Dobbiamo imparare dal maestro bambino: iniziare a connotare il pianto come fattore positivo e il riso non come uno stato emozionale sconveniente che ci espone al giudizio di superficialità o stupidità o gigioneria.

Fin da quando siamo bambini impariamo a reprimere gli stati emotivi che a livello educativo e sociale sono considerati poco consoni alla adultità con cui ci dobbiamo presentare in società. Questo ha ripercussioni anche a livello fisico: se non possiamo sentire la rabbia, la paura, la tristezza, e le dobbiamo reprimere, abbiamo una tensione molto forte nel corpo. Ma poiché non si può imprigionare l’emozione, se non impariamo a canalizzarla ne risulta un’oppressione che nuoce al nostro sonno, alle nostre relazioni, al nostro bioritmo biologico e psicofisico.

Spesso quello che accade è che non si riconosca l’emozione che ci attraversa e che abbiamo bloccato. In realtà avrebbe potuto esprimersi con un gesto, con uno sguardo, un tono di voce, una presa di posizione, un accogliere noi stessi con amore. Non è necessario ridere sgangheratamente o stracciarsi le vesti piangendo di disperazione, è sufficiente accogliere questo pianto o riso lievemente e lasciarli scorrere, lasciarli salire agli occhi e al cuore e poi fluire fuori.

Invece generiamo una contrazione nel corpo, opposta all’azione spontanea che genera invece rilassamento e morbidezza.

Piangere in modo naturale significa accettare la realtà del presente e del passato. Saper piangere cambia il nostro mondo interiore. È un Sì verso noi stessi liberandoci dalla tensione e dal dolore. Non ci serve per attirare l’attenzione o l’amore dall’esterno. Quando piangiamo spesso arriva pronta la consolazione dagli altri: questo è un altro degli errori che si commettono relativamente al piangere, che è una questione tra noi e noi, infatti vogliamo rimanere soli, “guardarci” il nostro piangere, perché sappiamo che ci permette di tornare alla leggerezza, maggiormente integri, e provare amore per noi stessi.

Siamo tra i pochi animali su questo pianeta a poterlo fare.
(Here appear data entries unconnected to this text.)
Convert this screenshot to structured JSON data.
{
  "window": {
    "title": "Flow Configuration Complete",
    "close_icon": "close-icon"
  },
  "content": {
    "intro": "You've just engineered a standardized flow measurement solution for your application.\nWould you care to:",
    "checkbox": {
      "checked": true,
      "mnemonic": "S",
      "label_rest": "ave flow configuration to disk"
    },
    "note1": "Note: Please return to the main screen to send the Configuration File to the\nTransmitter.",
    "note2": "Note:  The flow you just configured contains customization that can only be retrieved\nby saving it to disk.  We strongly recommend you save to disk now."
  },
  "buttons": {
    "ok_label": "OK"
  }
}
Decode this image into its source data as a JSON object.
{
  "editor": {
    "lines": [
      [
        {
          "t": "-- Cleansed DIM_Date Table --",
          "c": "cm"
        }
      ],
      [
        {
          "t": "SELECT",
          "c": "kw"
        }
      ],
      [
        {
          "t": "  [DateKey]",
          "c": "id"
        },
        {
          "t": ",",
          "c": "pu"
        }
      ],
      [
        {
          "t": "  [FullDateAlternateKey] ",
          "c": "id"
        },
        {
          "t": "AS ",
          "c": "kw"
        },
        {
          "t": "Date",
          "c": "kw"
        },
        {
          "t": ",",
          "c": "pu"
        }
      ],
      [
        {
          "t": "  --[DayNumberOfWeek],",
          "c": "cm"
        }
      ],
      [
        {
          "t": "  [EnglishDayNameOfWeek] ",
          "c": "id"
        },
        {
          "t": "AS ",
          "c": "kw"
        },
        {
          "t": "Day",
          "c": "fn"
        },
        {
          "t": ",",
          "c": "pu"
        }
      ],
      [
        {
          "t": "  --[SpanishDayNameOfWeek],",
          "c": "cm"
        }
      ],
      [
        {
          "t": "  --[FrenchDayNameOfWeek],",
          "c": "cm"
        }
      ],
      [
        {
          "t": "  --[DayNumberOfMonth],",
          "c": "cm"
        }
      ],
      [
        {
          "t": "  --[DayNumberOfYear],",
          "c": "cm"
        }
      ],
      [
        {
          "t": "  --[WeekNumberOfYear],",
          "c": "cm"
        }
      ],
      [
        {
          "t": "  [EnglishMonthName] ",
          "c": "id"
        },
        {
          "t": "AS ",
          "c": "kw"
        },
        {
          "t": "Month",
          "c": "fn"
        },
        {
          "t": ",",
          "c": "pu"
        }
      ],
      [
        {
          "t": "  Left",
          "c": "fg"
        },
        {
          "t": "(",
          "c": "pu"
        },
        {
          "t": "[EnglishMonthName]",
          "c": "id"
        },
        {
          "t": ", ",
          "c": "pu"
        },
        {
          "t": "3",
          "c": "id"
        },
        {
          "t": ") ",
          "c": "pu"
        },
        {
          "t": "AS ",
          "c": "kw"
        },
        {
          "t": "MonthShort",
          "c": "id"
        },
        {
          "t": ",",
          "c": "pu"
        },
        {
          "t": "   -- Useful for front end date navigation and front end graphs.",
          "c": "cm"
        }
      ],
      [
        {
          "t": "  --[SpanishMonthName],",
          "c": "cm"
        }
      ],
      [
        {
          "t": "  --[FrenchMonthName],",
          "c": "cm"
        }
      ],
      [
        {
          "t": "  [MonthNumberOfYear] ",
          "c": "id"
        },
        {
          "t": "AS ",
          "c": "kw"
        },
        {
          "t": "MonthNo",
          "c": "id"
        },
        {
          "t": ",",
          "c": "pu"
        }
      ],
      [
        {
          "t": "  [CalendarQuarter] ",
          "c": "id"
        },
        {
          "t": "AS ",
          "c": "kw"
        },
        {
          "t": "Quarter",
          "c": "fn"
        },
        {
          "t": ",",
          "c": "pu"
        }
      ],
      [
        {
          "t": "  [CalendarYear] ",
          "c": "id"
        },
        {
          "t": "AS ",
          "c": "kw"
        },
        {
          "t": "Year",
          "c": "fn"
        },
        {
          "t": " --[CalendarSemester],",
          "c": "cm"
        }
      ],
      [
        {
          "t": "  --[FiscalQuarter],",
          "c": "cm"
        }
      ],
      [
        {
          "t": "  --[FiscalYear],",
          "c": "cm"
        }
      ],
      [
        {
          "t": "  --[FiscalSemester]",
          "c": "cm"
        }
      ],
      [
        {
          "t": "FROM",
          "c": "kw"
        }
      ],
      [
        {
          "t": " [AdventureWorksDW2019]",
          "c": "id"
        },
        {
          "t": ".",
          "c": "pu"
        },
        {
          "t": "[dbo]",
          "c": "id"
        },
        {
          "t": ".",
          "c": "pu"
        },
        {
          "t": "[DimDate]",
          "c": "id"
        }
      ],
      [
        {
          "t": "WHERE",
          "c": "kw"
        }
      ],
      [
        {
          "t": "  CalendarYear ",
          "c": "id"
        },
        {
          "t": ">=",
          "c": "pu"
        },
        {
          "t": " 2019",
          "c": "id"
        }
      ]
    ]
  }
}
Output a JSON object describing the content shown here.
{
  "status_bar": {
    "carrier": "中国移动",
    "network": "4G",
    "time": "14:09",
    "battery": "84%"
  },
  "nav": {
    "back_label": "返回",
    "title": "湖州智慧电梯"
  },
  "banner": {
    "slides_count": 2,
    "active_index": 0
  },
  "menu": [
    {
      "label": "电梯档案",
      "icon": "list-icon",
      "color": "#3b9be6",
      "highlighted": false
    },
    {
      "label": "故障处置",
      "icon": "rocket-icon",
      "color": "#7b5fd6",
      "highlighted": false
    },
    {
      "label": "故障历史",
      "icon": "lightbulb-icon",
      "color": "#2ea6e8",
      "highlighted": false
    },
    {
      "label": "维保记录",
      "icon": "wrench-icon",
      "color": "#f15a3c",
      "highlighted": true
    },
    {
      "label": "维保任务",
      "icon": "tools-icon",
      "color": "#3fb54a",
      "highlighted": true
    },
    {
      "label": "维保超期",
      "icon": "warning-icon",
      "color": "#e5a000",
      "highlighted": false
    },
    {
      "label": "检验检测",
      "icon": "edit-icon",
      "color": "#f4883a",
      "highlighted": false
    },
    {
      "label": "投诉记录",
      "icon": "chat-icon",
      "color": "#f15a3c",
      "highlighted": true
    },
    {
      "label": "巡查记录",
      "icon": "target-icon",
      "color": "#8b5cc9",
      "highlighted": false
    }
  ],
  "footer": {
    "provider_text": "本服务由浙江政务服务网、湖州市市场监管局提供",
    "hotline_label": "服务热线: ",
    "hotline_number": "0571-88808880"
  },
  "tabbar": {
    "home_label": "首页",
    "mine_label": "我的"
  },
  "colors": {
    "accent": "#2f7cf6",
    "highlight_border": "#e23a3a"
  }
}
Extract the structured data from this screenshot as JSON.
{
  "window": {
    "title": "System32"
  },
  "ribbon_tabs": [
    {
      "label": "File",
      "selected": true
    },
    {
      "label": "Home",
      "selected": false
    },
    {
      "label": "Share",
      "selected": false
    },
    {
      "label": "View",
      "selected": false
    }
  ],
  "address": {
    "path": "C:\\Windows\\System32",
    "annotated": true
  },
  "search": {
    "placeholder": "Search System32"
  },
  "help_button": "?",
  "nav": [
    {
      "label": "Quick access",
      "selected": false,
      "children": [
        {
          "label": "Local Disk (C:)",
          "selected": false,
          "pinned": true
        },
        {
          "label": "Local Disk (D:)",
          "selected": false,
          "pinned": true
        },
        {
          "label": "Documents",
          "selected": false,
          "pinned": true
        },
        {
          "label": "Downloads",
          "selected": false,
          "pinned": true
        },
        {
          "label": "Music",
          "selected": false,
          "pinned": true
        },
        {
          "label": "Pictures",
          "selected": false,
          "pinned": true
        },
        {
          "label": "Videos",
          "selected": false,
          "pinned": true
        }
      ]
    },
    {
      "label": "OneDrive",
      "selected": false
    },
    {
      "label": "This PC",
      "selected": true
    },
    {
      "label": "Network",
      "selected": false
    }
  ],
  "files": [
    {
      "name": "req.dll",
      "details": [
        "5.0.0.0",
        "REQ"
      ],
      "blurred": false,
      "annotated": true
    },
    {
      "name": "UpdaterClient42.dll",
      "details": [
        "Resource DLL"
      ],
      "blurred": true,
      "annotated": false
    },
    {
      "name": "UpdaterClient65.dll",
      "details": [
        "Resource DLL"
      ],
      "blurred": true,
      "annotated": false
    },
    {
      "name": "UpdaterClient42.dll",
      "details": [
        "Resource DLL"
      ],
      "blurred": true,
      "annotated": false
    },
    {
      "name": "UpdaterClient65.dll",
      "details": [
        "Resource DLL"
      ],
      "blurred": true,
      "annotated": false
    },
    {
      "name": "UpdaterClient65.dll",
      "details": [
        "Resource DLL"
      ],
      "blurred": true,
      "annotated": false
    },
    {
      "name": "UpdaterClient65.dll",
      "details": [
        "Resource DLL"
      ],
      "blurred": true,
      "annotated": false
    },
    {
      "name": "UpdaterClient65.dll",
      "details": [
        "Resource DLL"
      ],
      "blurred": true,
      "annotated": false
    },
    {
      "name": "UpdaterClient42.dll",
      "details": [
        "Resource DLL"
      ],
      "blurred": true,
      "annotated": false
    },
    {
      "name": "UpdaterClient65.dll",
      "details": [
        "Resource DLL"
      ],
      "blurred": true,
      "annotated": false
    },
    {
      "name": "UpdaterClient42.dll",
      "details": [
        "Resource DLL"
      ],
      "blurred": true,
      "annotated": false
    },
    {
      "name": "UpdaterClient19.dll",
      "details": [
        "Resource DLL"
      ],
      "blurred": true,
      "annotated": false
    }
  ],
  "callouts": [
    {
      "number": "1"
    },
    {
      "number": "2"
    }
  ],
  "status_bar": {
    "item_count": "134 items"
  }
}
È una nostra peculiarità.

Tornando alla connessione tra le risate e le lacrime: di solito si pensa che risate e lacrime siano ai poli opposti, le lacrime sono per la miseria dell’animo e le risate sono per la felicità. Ma è perché conosciamo soltanto una qualità di riso e lacrime. Invece le lacrime illuminano l’oscurità, e lasciano uno spazio più silenzioso dentro dove è possibile pensare e sentire in modo più acuto e produttivo. Lavano via la tristezza, la fanno traboccare, quindi operano una trasformazione positiva. La risata è la cosa più bella che abbiamo, ci sono diverse qualità di riso, se capiamo che è lo straripare del nostro essere e non solo il frutto dell’allegrezza momentanea, è una vera celebrazione che ci pone in una lettura della vita positiva, che va ben oltre l’episodio che può averci fatto ridere.

Lacrime e riso a volte sgorgano da una grande gioia, a volte da una grande pace, e a volte dall’estasi e dall’amore, entrambe permettono di vedere: gli occhi lucidi di riso o di lacrime accompagnano la preghiera, sono capaci di vedere la verità, sono una benedizione perché ci immergono nell’autenticità dell’essere un essere umano.

Sta a noi rivedere le convinzioni culturali al riguardo, rinnovare il nostro sguardo e prenderci, anche noi, come i bambini, il pieno diritto al ridere e al piangere!